What’s going on?
Revolut became the UK’s most valuable startup last Thursday, so now the Brits can start treating the FinTech giant like the rest of their respected figureheads.
What does this mean?
With more than 15 million customers, Revolut is one of Europe’s brightest young things. And it just got even brighter: the fintech giant announced on Thursday that it had raised $800 million from investors – Japan’s SoftBank among them – at a $33 billion valuation. That’s six times last year’s valuation, and it helped the company surge past Checkout.com – valued at $15 billion – as the UK’s number one startup.

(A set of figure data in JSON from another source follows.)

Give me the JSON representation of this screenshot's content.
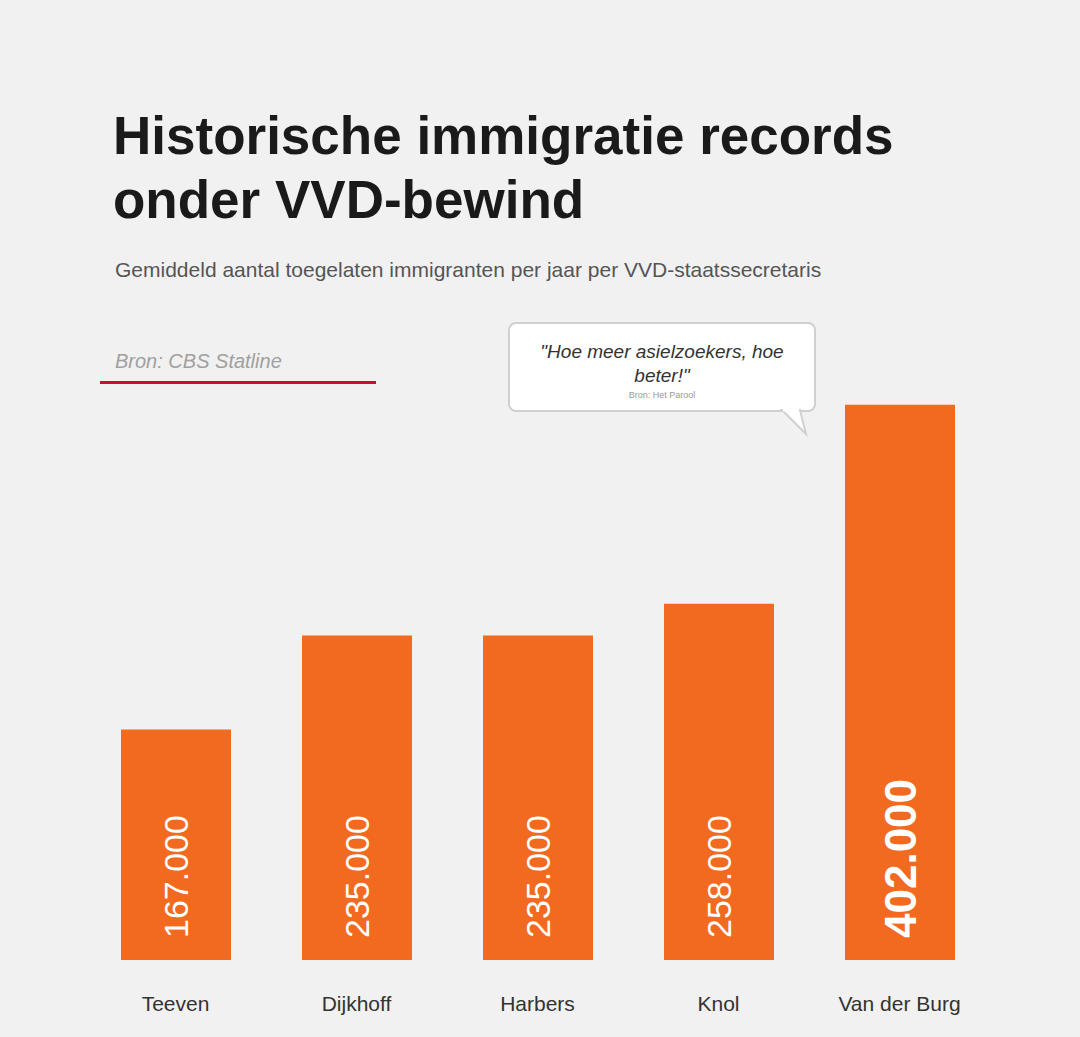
{
  "chart_data": {
    "type": "bar",
    "title": "Historische immigratie records onder VVD-bewind",
    "subtitle": "Gemiddeld aantal toegelaten immigranten per jaar per VVD-staatssecretaris",
    "source": "Bron: CBS Statline",
    "annotation": {
      "text": "\"Hoe meer asielzoekers, hoe beter!\"",
      "source": "Bron: Het Parool"
    },
    "categories": [
      "Teeven",
      "Dijkhoff",
      "Harbers",
      "Knol",
      "Van der Burg"
    ],
    "values": [
      167000,
      235000,
      235000,
      258000,
      402000
    ],
    "value_labels": [
      "167.000",
      "235.000",
      "235.000",
      "258.000",
      "402.000"
    ],
    "color": "#f26a1f",
    "ylim": [
      0,
      420000
    ],
    "data_labels": true,
    "tick_labels": "x"
  }
}
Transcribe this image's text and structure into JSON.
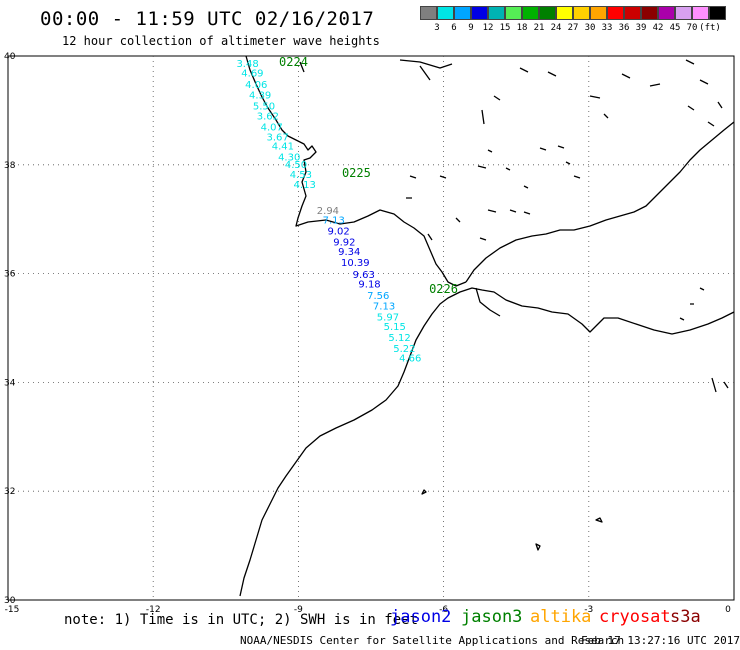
{
  "header": {
    "title": "00:00 - 11:59 UTC 02/16/2017",
    "subtitle": "12 hour collection of altimeter wave heights"
  },
  "colorbar": {
    "swatches": [
      "#7f7f7f",
      "#00e5e5",
      "#00a6ff",
      "#0000e5",
      "#00b3b3",
      "#55ee55",
      "#00b200",
      "#008000",
      "#ffff00",
      "#ffd000",
      "#ffa500",
      "#ff0000",
      "#cc0000",
      "#8b0000",
      "#aa00aa",
      "#d8a0f0",
      "#ff90ff",
      "#000000"
    ],
    "labels": [
      "3",
      "6",
      "9",
      "12",
      "15",
      "18",
      "21",
      "24",
      "27",
      "30",
      "33",
      "36",
      "39",
      "42",
      "45",
      "70"
    ],
    "unit": "(ft)"
  },
  "map": {
    "lon_min": -15,
    "lon_max": 0,
    "lat_min": 30,
    "lat_max": 40,
    "x_ticks": [
      {
        "lon": -15,
        "label": "-15"
      },
      {
        "lon": -12,
        "label": "-12"
      },
      {
        "lon": -9,
        "label": "-9"
      },
      {
        "lon": -6,
        "label": "-6"
      },
      {
        "lon": -3,
        "label": "-3"
      },
      {
        "lon": 0,
        "label": "0"
      }
    ],
    "y_ticks": [
      {
        "lat": 40,
        "label": "40"
      },
      {
        "lat": 38,
        "label": "38"
      },
      {
        "lat": 36,
        "label": "36"
      },
      {
        "lat": 34,
        "label": "34"
      },
      {
        "lat": 32,
        "label": "32"
      },
      {
        "lat": 30,
        "label": "30"
      }
    ],
    "pass_times": [
      {
        "lon": -9.4,
        "lat": 39.82,
        "text": "0224",
        "color": "#008000"
      },
      {
        "lon": -8.1,
        "lat": 37.78,
        "text": "0225",
        "color": "#008000"
      },
      {
        "lon": -6.3,
        "lat": 35.64,
        "text": "0226",
        "color": "#008000"
      }
    ],
    "swh": [
      {
        "lon": -10.28,
        "lat": 39.8,
        "text": "3.48",
        "color": "#00e5e5"
      },
      {
        "lon": -10.18,
        "lat": 39.62,
        "text": "4.69",
        "color": "#00e5e5"
      },
      {
        "lon": -10.1,
        "lat": 39.41,
        "text": "4.06",
        "color": "#00e5e5"
      },
      {
        "lon": -10.02,
        "lat": 39.22,
        "text": "4.39",
        "color": "#00e5e5"
      },
      {
        "lon": -9.94,
        "lat": 39.02,
        "text": "5.50",
        "color": "#00e5e5"
      },
      {
        "lon": -9.86,
        "lat": 38.83,
        "text": "3.62",
        "color": "#00e5e5"
      },
      {
        "lon": -9.78,
        "lat": 38.63,
        "text": "4.07",
        "color": "#00e5e5"
      },
      {
        "lon": -9.66,
        "lat": 38.45,
        "text": "3.67",
        "color": "#00e5e5"
      },
      {
        "lon": -9.55,
        "lat": 38.28,
        "text": "4.41",
        "color": "#00e5e5"
      },
      {
        "lon": -9.42,
        "lat": 38.08,
        "text": "4.30",
        "color": "#00e5e5"
      },
      {
        "lon": -9.28,
        "lat": 37.94,
        "text": "4.50",
        "color": "#00e5e5"
      },
      {
        "lon": -9.18,
        "lat": 37.76,
        "text": "4.53",
        "color": "#00e5e5"
      },
      {
        "lon": -9.1,
        "lat": 37.57,
        "text": "4.13",
        "color": "#00e5e5"
      },
      {
        "lon": -8.62,
        "lat": 37.1,
        "text": "2.94",
        "color": "#7f7f7f"
      },
      {
        "lon": -8.5,
        "lat": 36.92,
        "text": "7.13",
        "color": "#00a6ff"
      },
      {
        "lon": -8.4,
        "lat": 36.72,
        "text": "9.02",
        "color": "#0000e5"
      },
      {
        "lon": -8.28,
        "lat": 36.52,
        "text": "9.92",
        "color": "#0000e5"
      },
      {
        "lon": -8.18,
        "lat": 36.34,
        "text": "9.34",
        "color": "#0000e5"
      },
      {
        "lon": -8.12,
        "lat": 36.14,
        "text": "10.39",
        "color": "#0000e5"
      },
      {
        "lon": -7.88,
        "lat": 35.92,
        "text": "9.63",
        "color": "#0000e5"
      },
      {
        "lon": -7.76,
        "lat": 35.74,
        "text": "9.18",
        "color": "#0000e5"
      },
      {
        "lon": -7.58,
        "lat": 35.53,
        "text": "7.56",
        "color": "#00a6ff"
      },
      {
        "lon": -7.46,
        "lat": 35.34,
        "text": "7.13",
        "color": "#00a6ff"
      },
      {
        "lon": -7.38,
        "lat": 35.14,
        "text": "5.97",
        "color": "#00e5e5"
      },
      {
        "lon": -7.24,
        "lat": 34.96,
        "text": "5.15",
        "color": "#00e5e5"
      },
      {
        "lon": -7.14,
        "lat": 34.76,
        "text": "5.12",
        "color": "#00e5e5"
      },
      {
        "lon": -7.04,
        "lat": 34.56,
        "text": "5.22",
        "color": "#00e5e5"
      },
      {
        "lon": -6.92,
        "lat": 34.38,
        "text": "4.66",
        "color": "#00e5e5"
      }
    ]
  },
  "footer": {
    "note": "note: 1) Time is in UTC; 2) SWH is in feet",
    "satellites": [
      {
        "name": "jason2",
        "color": "#0000e5"
      },
      {
        "name": "jason3",
        "color": "#008000"
      },
      {
        "name": "altika",
        "color": "#ffa500"
      },
      {
        "name": "cryosat",
        "color": "#ff0000"
      },
      {
        "name": "s3a",
        "color": "#8b0000"
      }
    ],
    "credit": "NOAA/NESDIS Center for Satellite Applications and Research",
    "timestamp": "Feb 17 13:27:16 UTC 2017"
  }
}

Revolut will use the money to fund new products, as well as expand into untapped markets like the US and India. The firm’s new investors, meanwhile, will just be hoping that its growth ambitions aren’t as costly as they were last year, when rapid global growth caused staff costs to surge and losses to double.
Why should I care?
For markets: This is a pattern.
At the risk of upsetting Revolut’s fragile ego, the company isn’t exactly special: valuations of European fintech firms have skyrocketed this year. Swedish buy-now-pay-later startup Klarna saw its valuation quadruple in less than a year to $46 billion last month, while N26 is currently in fundraising talks that could value the German digital bank at around $10 billion – almost three times its valuation a year ago.
The bigger picture: Disruptors get disrupted.
Digital banks like N26 are used to disrupting traditional banks, but they’re about to get a taste of their own medicine. The European Central Bank gave the green light for a multi-year project to create a digital version of the euro this week. And if savers take a fancy to holding digital money with the central bank, that could cause customer deposits – an essential source of cheap funding for banks – to start drying up.